We need to see a proper wiring diagram.

I'm pretty sure this is a ground loop problem.

What I'm thinking is that the ground for the amp and module are at different slightly different potentials giving that noise. I'm not sure how much work it will take, but try to connect the module to the same ground point as the amp and not the ground from USB.

I'll try that, thanks! I did purchase a ground loop isolator and have removed much of the noise ( not enough) . I appreciate the thought! T

I am unsure of common diagram etiquette... did the best I could.

Different power source tested, noisy still, but slightly different sounding.

The RCA's are all correct.
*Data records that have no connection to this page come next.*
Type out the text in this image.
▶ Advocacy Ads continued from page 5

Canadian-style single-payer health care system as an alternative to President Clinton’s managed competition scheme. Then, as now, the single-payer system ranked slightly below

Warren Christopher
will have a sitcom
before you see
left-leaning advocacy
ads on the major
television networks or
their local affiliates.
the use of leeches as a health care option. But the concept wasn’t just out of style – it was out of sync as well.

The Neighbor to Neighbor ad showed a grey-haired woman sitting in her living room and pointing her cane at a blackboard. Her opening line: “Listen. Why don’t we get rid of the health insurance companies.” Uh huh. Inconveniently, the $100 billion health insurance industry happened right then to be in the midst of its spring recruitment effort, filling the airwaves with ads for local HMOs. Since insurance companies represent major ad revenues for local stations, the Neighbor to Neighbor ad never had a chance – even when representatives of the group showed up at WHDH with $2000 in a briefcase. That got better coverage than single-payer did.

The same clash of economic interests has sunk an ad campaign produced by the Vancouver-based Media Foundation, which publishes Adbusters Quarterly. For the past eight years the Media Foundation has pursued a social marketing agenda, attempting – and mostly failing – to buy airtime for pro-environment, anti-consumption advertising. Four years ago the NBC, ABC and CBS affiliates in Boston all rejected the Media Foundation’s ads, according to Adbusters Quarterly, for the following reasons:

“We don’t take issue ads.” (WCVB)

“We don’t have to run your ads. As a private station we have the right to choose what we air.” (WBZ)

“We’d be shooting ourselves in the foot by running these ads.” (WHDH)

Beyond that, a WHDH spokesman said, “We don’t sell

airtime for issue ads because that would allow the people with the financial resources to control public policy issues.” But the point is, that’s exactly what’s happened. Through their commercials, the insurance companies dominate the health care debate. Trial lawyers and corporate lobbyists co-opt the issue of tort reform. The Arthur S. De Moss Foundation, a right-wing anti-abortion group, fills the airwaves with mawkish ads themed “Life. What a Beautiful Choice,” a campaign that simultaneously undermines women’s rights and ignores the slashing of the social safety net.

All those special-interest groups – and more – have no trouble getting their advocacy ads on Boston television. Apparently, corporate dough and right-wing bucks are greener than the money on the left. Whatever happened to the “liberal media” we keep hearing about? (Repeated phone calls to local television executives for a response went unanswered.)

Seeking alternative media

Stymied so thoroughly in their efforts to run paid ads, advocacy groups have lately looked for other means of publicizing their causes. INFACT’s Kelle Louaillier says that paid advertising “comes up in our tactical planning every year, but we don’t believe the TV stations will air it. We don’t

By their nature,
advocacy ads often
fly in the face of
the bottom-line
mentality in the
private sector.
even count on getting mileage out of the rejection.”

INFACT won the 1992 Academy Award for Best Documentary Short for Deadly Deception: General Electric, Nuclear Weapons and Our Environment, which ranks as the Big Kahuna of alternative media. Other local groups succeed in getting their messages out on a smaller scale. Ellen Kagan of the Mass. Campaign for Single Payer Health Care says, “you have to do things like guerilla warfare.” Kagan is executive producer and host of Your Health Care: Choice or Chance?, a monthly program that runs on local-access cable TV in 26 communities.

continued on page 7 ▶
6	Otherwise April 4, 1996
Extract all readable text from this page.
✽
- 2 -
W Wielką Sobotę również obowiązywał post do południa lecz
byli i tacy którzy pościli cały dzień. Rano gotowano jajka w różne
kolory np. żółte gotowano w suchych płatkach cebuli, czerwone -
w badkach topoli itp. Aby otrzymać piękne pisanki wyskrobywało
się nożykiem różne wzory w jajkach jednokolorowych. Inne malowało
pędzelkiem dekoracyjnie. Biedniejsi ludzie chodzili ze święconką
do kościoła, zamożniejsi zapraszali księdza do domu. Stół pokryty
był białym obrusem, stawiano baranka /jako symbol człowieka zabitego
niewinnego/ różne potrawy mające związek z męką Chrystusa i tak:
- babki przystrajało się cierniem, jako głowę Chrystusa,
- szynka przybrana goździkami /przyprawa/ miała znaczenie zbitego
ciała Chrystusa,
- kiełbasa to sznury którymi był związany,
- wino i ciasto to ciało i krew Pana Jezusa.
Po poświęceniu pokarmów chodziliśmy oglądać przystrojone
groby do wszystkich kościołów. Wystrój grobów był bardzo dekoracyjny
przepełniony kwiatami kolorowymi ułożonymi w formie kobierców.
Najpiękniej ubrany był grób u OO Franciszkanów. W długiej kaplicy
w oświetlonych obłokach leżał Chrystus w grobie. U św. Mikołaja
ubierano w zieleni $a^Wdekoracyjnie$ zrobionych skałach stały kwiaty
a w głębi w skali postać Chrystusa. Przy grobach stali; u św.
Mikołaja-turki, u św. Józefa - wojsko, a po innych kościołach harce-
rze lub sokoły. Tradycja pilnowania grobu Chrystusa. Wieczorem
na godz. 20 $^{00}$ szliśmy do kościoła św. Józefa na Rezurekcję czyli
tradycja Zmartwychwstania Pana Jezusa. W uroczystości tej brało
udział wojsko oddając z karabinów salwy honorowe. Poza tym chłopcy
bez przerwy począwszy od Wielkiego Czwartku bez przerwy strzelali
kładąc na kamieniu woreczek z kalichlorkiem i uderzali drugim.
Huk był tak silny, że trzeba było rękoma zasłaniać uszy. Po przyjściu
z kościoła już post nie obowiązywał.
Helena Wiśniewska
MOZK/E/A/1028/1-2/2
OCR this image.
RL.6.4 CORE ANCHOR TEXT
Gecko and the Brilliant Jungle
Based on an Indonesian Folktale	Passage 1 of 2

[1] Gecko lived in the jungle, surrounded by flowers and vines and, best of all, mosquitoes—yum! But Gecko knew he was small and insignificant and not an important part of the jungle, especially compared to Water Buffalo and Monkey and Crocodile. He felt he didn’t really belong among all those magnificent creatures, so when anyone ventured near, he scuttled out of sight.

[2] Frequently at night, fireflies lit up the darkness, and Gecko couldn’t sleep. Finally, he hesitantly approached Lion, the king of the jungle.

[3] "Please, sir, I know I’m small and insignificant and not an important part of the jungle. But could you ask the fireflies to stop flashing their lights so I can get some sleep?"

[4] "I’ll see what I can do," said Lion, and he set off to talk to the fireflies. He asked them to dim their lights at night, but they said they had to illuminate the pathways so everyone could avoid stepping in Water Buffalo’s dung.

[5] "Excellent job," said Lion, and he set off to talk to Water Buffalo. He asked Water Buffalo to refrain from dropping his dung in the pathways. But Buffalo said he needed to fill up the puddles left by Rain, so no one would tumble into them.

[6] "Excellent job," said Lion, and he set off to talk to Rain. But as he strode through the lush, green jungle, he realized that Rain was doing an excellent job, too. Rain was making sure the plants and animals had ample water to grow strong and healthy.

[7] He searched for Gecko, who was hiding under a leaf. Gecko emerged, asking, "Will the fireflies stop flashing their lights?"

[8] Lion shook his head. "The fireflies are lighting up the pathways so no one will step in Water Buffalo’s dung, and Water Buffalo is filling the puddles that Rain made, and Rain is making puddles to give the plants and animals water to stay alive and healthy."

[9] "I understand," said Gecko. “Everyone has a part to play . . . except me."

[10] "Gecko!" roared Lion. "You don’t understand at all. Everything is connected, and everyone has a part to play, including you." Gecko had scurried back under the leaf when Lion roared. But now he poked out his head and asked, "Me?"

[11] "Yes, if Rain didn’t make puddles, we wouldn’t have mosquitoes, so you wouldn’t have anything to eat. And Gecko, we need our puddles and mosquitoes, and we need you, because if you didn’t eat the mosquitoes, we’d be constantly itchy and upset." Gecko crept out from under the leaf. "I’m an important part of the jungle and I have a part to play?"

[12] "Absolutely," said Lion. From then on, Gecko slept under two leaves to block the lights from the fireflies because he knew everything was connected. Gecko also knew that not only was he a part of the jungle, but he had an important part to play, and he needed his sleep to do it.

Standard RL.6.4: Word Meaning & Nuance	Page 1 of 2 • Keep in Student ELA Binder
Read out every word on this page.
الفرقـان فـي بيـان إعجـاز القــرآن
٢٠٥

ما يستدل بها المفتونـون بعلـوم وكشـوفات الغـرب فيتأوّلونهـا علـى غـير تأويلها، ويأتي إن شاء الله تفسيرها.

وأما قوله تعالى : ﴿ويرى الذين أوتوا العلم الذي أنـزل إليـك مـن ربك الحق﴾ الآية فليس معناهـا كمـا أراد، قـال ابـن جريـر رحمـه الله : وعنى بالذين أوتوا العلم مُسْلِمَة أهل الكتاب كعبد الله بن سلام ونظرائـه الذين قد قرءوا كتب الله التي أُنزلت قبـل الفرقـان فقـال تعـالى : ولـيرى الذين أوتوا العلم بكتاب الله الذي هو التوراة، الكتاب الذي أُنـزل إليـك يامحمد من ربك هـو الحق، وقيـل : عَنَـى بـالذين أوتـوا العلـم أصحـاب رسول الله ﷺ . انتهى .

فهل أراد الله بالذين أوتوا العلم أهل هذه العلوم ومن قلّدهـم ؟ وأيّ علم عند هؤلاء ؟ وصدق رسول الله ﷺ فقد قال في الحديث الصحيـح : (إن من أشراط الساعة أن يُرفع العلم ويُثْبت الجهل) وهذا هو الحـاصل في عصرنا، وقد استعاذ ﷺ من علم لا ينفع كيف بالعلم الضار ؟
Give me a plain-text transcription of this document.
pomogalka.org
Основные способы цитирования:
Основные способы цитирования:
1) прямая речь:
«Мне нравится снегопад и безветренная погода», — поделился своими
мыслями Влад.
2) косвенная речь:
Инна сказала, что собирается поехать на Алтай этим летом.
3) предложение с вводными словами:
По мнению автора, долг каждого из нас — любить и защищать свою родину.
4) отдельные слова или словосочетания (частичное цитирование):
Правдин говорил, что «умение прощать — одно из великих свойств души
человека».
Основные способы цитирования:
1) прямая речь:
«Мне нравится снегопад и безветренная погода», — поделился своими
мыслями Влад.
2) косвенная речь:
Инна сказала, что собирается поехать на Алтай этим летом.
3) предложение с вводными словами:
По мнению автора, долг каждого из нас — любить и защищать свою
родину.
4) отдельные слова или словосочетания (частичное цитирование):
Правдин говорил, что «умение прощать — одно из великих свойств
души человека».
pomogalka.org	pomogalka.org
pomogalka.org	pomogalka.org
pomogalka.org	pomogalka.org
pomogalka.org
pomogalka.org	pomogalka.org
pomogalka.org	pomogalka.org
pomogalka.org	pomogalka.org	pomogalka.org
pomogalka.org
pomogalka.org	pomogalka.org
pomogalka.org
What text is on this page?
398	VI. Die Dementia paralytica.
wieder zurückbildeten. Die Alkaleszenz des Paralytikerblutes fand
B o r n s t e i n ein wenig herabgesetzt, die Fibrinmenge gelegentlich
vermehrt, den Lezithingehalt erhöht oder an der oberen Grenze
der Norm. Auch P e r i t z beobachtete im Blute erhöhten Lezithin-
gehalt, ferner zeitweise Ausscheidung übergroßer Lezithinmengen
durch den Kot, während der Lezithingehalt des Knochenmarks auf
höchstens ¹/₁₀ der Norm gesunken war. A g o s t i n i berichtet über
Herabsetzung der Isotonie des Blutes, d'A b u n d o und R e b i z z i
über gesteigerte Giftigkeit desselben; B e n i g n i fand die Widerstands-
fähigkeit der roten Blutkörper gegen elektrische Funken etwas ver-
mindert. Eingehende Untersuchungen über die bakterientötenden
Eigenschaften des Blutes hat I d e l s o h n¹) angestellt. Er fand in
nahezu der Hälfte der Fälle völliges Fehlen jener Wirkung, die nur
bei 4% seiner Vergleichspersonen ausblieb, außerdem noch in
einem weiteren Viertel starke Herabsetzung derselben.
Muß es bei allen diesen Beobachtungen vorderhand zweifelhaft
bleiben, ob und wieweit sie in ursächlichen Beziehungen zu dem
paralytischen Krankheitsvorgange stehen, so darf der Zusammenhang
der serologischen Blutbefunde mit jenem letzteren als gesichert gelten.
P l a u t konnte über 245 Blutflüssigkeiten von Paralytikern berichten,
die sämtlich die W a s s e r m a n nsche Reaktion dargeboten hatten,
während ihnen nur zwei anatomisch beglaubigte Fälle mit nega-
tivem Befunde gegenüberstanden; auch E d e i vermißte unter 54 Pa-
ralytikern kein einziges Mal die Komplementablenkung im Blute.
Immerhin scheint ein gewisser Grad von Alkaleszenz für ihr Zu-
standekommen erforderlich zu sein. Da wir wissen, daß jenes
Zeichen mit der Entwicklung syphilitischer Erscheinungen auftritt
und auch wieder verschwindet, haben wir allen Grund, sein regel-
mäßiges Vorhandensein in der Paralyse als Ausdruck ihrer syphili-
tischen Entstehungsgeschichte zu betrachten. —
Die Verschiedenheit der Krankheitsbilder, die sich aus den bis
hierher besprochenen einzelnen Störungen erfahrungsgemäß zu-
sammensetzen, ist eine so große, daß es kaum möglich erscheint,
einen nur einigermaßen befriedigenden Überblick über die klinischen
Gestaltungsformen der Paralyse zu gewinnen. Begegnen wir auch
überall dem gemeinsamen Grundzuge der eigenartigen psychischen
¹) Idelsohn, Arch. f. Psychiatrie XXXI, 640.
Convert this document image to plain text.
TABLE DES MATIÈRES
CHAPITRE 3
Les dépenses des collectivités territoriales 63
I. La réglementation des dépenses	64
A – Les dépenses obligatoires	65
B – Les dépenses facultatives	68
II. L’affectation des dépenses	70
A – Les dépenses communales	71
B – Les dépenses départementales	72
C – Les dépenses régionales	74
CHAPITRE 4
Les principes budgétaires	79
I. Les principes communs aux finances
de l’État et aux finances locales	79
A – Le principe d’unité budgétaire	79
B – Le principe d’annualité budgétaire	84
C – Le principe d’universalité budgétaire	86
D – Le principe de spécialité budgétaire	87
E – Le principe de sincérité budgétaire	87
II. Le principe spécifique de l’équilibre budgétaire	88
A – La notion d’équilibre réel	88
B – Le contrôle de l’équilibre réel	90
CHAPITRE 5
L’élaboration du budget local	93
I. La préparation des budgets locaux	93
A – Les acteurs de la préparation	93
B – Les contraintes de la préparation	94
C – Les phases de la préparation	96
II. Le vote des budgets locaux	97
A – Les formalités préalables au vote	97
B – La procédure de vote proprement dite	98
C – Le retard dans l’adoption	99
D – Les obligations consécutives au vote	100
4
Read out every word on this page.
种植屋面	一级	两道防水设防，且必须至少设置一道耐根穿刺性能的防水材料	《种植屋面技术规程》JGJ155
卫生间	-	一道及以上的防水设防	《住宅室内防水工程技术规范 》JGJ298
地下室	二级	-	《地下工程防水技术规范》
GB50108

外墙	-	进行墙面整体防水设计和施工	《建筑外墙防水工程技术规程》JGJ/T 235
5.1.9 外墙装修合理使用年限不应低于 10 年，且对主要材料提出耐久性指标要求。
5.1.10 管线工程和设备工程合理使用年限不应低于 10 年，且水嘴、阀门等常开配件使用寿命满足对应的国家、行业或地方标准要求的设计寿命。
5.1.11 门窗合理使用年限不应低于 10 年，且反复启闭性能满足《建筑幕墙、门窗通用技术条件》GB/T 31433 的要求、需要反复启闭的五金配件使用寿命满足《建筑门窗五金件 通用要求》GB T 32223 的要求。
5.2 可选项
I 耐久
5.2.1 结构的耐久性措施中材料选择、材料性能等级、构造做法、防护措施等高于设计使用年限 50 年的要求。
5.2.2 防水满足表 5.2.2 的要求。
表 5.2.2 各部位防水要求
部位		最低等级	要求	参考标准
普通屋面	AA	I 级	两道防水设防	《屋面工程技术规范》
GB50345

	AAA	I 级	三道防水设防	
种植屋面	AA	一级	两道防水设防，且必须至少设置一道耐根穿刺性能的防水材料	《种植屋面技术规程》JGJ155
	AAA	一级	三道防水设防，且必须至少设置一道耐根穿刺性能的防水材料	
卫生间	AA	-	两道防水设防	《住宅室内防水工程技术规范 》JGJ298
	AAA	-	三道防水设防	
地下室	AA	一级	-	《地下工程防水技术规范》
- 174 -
The amp is wired with a proper ground. (the wire is white in the photo.... good eyes on you mpilchfamily)

I have had a second technician look at the setup and sleuth around. He had it on an oscilloscope and was able to get the noise, which he said was very spikey, to show up clearly on the scope. He confirmed it was wired properly.

I hope the video is viewable as well, it shows the sound...



You're a ground missing by the look of it.

1.) Ground the amp to the -ve terminal of the battery.
2.) Ground the bluetooth module to the -ve of the battery.


I'm pretty sure I have it right, but I will look more into it.


If you HAVE, then try removing the ground on the analogue out from the BT module to the amp. I'm going to guess that the 5V supply is noisy out of the battery pack, and that's where your problem's may start from. Hard to say for sure, without access to your kit and my oscilloscope. Try putting some big electrolytic caps on the power connections to the amp too, it looks like its signally lacking any.


I bought a ground loop isolator from Radio shack and placed it on the audio feed to the amp, from the bluetooth. It cut 95% of the noise out. Its still too loud, and the sound quality overall isn't as good as it is on a separate power source. But I now believe I can get it to work.

I am getting a few other bluetooth modules in the mail. A griffin Bluetrip and a Xtrememac Incharge auto BT. I am hoping that these are quieter out of the box, as they are designed to be on a single battery... the car battery. Wish me luck.

I realize that the drawing above leads one to believe I have only one wire leaving the battery.... Two wires are there, that was an assumption for clarity.


Oh man, even that 5% is driving me nuts. If listened to quietly, its a staticy mess.

Still in need of help! What can be learned by the ground loop isolator being so impacting on the sound? What can I do to lessen the last bit?

I miss the sound quality of the little self powered bluetooth. I hope I can get there again. But it is great to plug this thing in at night and have the whole thing charge up with one external port.


why didn't you just insulte that? you put in a project box and cover it with a sound insulator?

The sound is coming from the speakers, and distance and insulation from the amp has zero effect on the noise. I do not believe that insulation is the problem.